Significant features of the DNA/RNA site sequences

Since experimental data on functional DNA site activity documented within the database ACTIVITY are considerably limited by concrete experimental conditions, both training and control data sets should be constructed by dividing this data set.

The training data set is analysed by the following algorithm.

(1) By using each DNA sequence S_{n} with activity value F_{n}, included into the training data set {S_{n}, F_{n}}, all the possible __sequence-dependent features__ {X_{k}(S_{n})} are calculated by __exhaustive sorting out of features__.

(2) For each fixed sequence-dependent DNA feature X_{k}, this step provides an optimization of the coefficient pair (f_{0k}, f_{1k}) denoting the simple regression {F_{k}(S)=f_{0k}+f_{1k´
}X_{k}(S)}.

(3) A comparison between the predicted and experimental activities {F_{k}(S_{n}), F_{n}} for the feature X_{k} is made by calculation of the quantitative mark U(X_{k}, F) called an __utility__.* *

If neither U(X_{k}, F)>0, nothing is selected at this step, this being the negative result of the algorithm.

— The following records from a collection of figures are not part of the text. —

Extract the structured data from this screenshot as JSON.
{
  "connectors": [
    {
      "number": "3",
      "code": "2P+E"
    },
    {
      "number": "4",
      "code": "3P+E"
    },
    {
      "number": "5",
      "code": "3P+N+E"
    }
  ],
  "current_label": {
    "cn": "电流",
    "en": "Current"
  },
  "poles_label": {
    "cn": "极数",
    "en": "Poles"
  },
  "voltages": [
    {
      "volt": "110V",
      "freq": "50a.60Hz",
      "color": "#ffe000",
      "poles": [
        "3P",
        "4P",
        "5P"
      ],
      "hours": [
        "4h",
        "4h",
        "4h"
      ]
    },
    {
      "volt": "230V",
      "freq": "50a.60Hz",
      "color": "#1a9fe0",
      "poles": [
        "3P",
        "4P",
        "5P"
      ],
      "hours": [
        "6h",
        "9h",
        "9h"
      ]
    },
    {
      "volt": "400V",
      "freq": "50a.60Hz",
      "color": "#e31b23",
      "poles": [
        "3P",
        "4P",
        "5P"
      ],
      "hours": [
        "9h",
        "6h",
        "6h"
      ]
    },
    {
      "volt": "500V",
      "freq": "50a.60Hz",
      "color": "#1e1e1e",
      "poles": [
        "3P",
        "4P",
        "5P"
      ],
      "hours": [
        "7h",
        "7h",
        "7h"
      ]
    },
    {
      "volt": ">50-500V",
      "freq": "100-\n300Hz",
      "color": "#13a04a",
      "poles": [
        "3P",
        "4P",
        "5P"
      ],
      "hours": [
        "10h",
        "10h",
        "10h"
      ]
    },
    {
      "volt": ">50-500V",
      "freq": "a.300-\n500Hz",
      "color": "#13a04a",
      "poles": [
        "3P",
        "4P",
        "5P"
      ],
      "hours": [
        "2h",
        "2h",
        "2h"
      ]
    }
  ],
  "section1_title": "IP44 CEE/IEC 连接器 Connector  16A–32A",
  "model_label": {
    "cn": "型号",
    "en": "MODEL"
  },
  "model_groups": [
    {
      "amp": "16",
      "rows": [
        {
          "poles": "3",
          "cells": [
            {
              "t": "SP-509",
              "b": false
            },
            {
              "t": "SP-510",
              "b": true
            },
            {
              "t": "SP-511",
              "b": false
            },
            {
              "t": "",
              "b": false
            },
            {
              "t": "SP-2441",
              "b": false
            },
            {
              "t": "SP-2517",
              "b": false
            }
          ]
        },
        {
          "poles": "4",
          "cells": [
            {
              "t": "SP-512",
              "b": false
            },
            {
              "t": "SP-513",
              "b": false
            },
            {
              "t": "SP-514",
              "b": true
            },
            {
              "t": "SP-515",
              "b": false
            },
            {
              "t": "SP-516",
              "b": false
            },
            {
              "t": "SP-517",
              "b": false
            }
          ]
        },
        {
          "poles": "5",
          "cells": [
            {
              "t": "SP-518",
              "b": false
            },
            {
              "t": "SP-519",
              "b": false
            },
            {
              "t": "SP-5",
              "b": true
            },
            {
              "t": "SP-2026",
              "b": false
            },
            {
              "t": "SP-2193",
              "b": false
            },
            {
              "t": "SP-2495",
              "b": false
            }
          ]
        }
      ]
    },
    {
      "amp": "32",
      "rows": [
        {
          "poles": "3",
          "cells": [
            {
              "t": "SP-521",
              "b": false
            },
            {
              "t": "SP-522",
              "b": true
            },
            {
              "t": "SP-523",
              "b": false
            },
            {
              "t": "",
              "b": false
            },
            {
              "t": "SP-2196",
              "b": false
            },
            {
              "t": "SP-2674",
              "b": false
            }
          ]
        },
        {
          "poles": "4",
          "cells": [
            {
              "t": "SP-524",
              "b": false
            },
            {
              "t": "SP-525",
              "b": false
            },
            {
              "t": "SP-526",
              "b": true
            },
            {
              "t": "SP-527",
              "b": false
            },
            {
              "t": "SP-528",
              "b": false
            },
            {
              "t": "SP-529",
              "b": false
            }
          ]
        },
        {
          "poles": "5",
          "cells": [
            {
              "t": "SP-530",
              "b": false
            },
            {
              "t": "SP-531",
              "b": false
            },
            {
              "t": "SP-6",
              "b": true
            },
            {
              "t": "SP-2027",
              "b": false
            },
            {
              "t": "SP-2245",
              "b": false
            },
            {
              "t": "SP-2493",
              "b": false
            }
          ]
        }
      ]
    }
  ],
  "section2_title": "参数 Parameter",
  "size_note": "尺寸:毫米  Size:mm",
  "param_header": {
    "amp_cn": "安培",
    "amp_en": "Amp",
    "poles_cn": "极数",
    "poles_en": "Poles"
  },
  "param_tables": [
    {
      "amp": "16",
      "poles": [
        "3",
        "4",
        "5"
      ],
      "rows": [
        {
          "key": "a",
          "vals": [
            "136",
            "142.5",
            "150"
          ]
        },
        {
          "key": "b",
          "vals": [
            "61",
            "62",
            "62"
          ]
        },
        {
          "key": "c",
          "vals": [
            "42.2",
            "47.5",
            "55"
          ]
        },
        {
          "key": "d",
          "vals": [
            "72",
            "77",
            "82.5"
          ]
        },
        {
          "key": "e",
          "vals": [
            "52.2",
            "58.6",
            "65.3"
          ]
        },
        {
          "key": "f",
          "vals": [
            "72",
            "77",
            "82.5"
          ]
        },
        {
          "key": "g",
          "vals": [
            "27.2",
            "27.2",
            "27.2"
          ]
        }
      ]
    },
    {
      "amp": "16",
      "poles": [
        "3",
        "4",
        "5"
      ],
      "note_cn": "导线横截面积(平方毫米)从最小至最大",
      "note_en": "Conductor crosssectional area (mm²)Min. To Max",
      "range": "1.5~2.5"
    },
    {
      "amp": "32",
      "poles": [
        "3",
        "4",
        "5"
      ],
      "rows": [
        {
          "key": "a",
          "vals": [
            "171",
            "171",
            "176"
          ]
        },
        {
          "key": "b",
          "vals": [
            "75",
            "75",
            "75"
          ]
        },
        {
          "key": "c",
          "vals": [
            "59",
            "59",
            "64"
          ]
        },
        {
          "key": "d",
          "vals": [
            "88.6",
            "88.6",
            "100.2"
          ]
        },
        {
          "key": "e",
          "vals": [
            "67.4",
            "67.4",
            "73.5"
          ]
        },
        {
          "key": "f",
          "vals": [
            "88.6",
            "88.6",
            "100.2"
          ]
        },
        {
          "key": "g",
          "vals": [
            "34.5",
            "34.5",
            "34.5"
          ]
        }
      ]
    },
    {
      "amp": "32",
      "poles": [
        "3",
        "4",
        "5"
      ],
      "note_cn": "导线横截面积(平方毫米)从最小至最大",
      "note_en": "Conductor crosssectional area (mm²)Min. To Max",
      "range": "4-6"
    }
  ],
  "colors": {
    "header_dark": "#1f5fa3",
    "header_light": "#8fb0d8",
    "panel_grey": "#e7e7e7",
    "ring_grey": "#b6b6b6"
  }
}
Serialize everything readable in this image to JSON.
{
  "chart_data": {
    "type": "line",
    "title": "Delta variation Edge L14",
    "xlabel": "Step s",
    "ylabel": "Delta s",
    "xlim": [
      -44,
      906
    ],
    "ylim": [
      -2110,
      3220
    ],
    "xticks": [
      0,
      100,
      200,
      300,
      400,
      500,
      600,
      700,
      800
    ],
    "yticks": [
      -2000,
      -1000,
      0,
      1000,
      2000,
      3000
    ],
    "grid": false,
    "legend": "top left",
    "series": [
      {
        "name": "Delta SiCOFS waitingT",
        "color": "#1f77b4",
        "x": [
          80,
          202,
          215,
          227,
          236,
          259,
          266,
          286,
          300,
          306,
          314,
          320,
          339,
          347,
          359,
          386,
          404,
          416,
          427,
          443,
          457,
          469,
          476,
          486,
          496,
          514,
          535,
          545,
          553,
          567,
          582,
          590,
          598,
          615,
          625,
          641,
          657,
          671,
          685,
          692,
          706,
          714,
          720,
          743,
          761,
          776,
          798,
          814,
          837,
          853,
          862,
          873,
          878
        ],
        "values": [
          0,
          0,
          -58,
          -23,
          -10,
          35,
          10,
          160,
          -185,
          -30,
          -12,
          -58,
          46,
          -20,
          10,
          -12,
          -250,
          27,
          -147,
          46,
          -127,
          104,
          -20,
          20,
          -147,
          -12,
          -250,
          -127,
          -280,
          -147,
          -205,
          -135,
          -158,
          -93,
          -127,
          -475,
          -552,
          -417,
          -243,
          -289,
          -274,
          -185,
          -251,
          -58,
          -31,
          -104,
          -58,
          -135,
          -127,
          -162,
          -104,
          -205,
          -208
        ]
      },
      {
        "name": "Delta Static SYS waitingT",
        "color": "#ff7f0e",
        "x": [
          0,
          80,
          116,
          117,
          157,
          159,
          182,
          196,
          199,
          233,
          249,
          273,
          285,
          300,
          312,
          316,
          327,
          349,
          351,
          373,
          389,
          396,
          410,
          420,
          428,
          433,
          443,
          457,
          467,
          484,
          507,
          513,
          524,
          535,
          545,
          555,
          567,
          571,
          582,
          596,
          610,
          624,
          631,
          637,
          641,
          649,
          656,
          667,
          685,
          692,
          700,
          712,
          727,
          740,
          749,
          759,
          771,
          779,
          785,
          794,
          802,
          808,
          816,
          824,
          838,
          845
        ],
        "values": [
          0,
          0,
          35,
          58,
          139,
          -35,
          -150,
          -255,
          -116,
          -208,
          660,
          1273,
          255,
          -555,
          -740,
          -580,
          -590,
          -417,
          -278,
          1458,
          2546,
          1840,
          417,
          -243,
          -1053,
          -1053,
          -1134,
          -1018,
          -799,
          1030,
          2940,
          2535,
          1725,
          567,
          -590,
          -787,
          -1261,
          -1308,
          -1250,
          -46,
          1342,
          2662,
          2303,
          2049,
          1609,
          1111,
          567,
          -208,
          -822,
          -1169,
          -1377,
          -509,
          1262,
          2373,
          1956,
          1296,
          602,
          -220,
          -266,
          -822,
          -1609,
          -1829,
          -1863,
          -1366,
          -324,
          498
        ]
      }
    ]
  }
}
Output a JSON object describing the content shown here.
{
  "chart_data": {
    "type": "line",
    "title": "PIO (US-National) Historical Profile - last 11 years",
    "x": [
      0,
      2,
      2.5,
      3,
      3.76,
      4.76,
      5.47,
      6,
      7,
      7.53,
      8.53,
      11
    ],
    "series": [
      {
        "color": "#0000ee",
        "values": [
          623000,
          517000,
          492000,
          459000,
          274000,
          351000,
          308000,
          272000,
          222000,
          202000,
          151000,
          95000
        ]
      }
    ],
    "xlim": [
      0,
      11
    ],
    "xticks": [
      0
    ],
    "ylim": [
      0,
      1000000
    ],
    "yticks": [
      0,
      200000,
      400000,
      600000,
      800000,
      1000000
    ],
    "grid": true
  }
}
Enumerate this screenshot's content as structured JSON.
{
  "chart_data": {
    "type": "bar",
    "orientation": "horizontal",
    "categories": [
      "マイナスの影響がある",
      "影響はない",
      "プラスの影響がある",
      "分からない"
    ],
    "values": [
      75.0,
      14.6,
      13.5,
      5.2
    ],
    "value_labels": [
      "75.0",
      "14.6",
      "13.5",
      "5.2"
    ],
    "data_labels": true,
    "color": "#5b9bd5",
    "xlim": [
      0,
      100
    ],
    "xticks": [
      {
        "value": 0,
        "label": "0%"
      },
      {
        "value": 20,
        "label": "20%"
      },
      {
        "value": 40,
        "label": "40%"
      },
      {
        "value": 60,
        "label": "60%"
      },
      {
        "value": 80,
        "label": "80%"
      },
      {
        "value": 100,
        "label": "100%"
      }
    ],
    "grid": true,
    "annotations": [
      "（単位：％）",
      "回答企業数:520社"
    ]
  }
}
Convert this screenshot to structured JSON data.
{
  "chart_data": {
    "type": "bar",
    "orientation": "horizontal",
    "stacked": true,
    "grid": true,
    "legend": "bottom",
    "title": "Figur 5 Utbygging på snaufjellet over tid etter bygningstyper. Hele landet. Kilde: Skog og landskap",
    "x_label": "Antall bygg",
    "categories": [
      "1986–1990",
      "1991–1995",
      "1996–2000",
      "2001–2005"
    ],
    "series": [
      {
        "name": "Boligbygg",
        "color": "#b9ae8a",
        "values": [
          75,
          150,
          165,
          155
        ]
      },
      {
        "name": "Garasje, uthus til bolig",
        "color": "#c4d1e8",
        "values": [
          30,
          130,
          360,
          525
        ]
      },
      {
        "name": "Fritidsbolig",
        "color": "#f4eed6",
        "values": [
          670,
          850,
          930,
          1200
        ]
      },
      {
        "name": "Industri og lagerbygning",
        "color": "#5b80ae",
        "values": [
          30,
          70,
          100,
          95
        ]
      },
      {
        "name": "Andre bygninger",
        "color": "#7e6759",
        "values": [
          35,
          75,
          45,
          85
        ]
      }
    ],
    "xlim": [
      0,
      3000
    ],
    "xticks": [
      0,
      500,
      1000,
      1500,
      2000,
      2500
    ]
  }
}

Otherwise, for each two features X_{k} and X^{#}_{m}, linearly correlating to each other and possessing by utilities 0<U(X_{k},F)<U(X^{#}_{m}, F), the feature X_{k} with the lowest utility is discarded. This gives linearly independent DNA features {X^{#}_{m}} with the highest positive utilities {U(X^{#}_{m},F)>0} for predicting the activity F. Hence, this is the positive result of the algorithm.